Myth: Everyone with ADHD takes medication.
Fact: Not everyone with ADHD chooses to take medication. And medication doesn’t work for some people. It’s just one tool to help some people manage the symptoms of ADHD. 

Current research indicates that medication can be effective for the majority of people with ADHD, especially when it’s used in combination with other tools. But it doesn’t work for everyone, and many people with ADHD don’t take it. Medication is simply one tool in the toolbox for people with ADHD.

Whether or not someone takes medication, there are other strategies and tools that people with ADHD can use to manage their symptoms. Behavioral therapies, or the practice of replacing ineffective strategies with more functional alternatives, can help people with ADHD with how they respond to challenging situations. 

Tools like timers, labels, and calendars can help with organization and time management. Brown/pink noise, noise-canceling headphones, and body doubling can help some people with focus. 

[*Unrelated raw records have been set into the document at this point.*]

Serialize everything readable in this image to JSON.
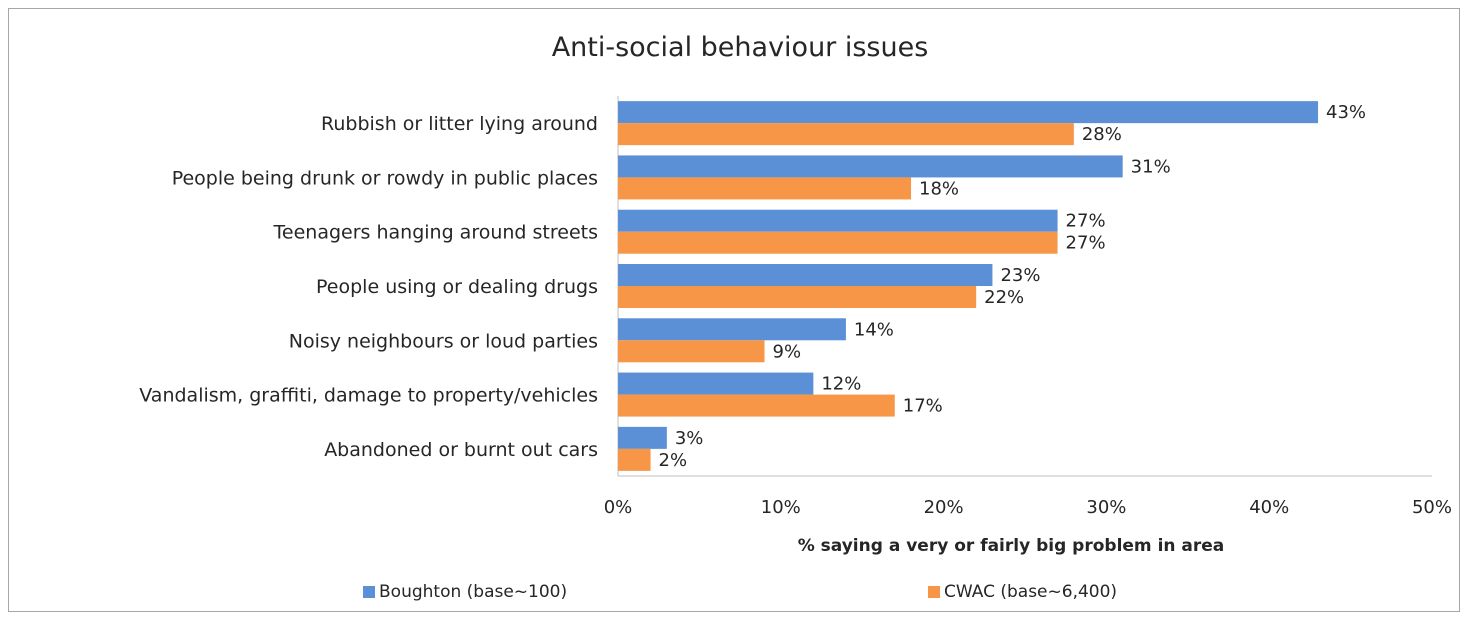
{
  "chart_data": {
    "type": "bar",
    "orientation": "horizontal",
    "title": "Anti-social behaviour issues",
    "xlabel": "% saying a very or fairly big problem in area",
    "ylabel": "",
    "xlim": [
      0,
      50
    ],
    "x_ticks": [
      "0%",
      "10%",
      "20%",
      "30%",
      "40%",
      "50%"
    ],
    "categories": [
      "Rubbish or litter lying around",
      "People being drunk or rowdy in public places",
      "Teenagers hanging around streets",
      "People using or dealing drugs",
      "Noisy neighbours or loud parties",
      "Vandalism, graffiti, damage to property/vehicles",
      "Abandoned or burnt out cars"
    ],
    "series": [
      {
        "name": "Boughton (base~100)",
        "color": "#5b8fd6",
        "values": [
          43,
          31,
          27,
          23,
          14,
          12,
          3
        ],
        "labels": [
          "43%",
          "31%",
          "27%",
          "23%",
          "14%",
          "12%",
          "3%"
        ]
      },
      {
        "name": "CWAC (base~6,400)",
        "color": "#f79646",
        "values": [
          28,
          18,
          27,
          22,
          9,
          17,
          2
        ],
        "labels": [
          "28%",
          "18%",
          "27%",
          "22%",
          "9%",
          "17%",
          "2%"
        ]
      }
    ],
    "grid": false,
    "legend_position": "bottom"
  }
}
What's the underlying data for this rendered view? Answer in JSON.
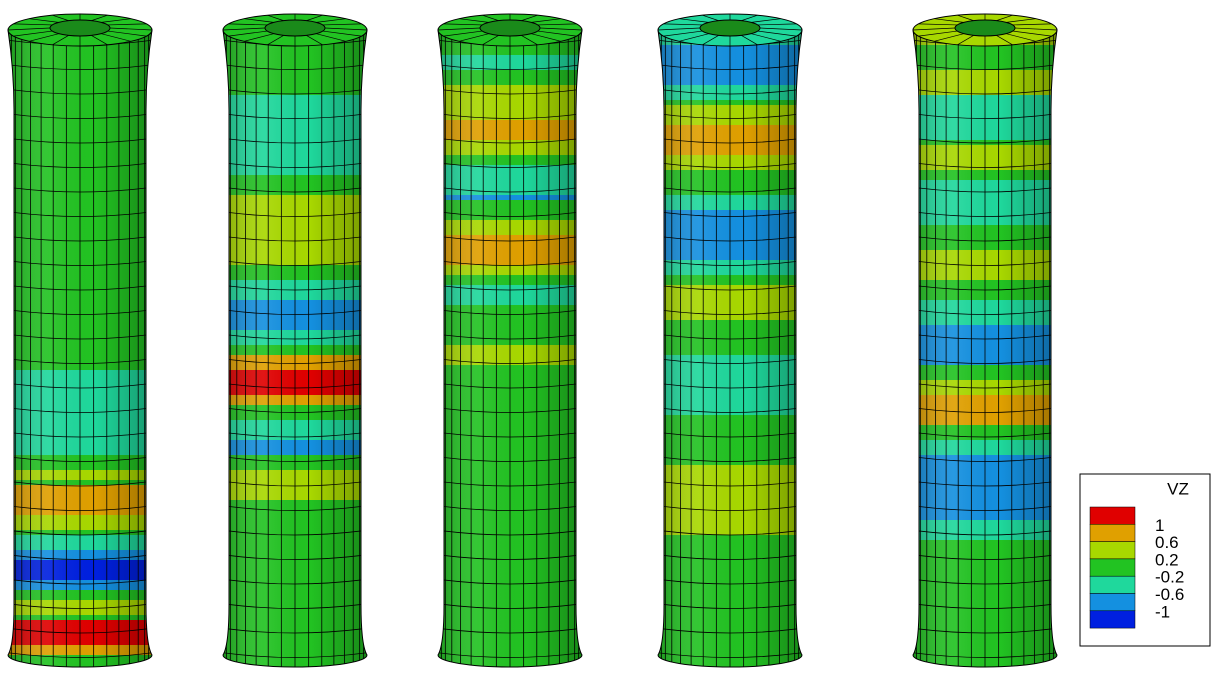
{
  "legend": {
    "title": "VZ",
    "labels": [
      "1",
      "0.6",
      "0.2",
      "-0.2",
      "-0.6",
      "-1"
    ]
  }
}
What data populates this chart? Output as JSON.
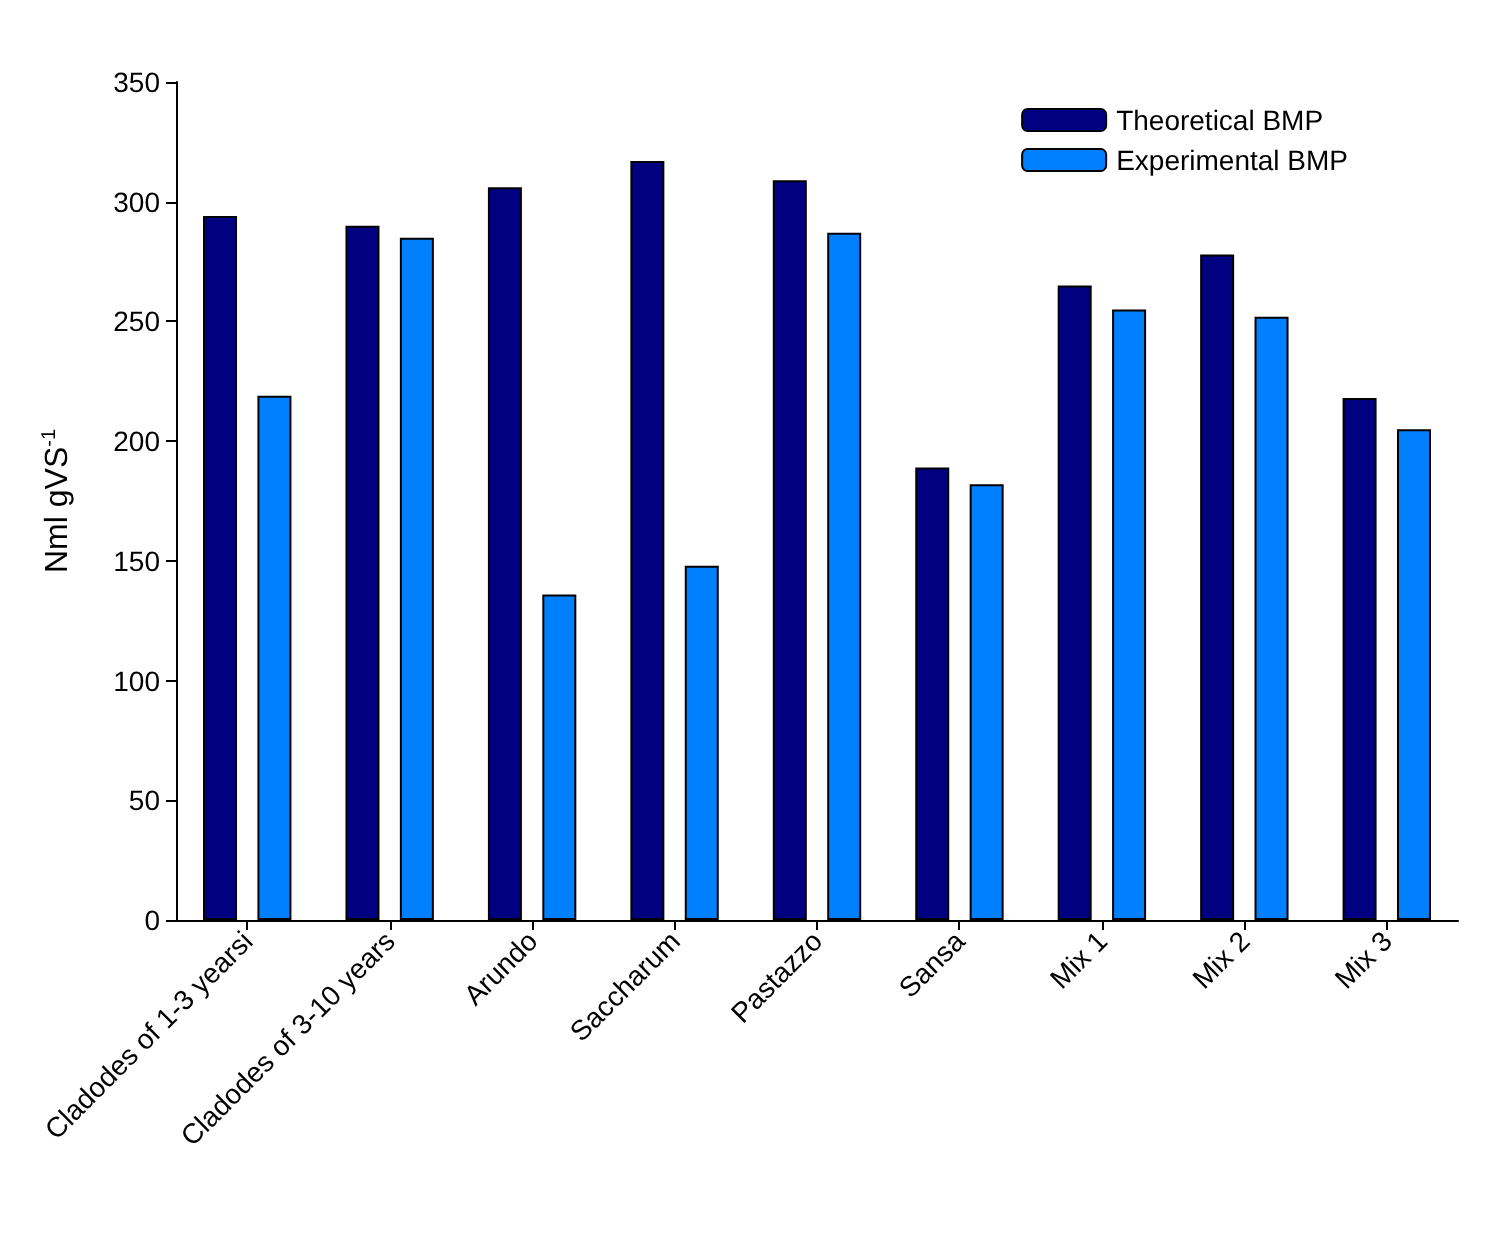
{
  "chart_data": {
    "type": "bar",
    "ylabel": "Nml gVS$^{-1}$",
    "categories": [
      "Cladodes of 1-3 yearsi",
      "Cladodes of 3-10 years",
      "Arundo",
      "Saccharum",
      "Pastazzo",
      "Sansa",
      "Mix 1",
      "Mix 2",
      "Mix 3"
    ],
    "series": [
      {
        "name": "Theoretical BMP",
        "color": "#000080",
        "values": [
          294,
          290,
          306,
          317,
          309,
          189,
          265,
          278,
          218
        ]
      },
      {
        "name": "Experimental BMP",
        "color": "#0080ff",
        "values": [
          219,
          285,
          136,
          148,
          287,
          182,
          255,
          252,
          205
        ]
      }
    ],
    "ylim": [
      0,
      350
    ],
    "yticks": [
      0,
      50,
      100,
      150,
      200,
      250,
      300,
      350
    ],
    "grid": false,
    "legend": "top right"
  }
}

Interpersonal strategies can be particularly helpful at work. Asking managers to email a list of priorities rather than sharing them verbally, for example, can help with setting clear expectations.

Myth: Adderall or other medications give people with ADHD an unfair advantage in school and work. Medication is a “crutch” or a sign of weakness. 
Fact: Medication does not give people with ADHD an advantage or allow them to do things that neurotypical people can’t do.

People with ADHD have brains that are wired differently. Medication may help people better process information so that they can learn and work more effectively. Medication eases the symptoms of ADHD — like challenges with managing time, staying organized, and focusing — so people can navigate their everyday lives.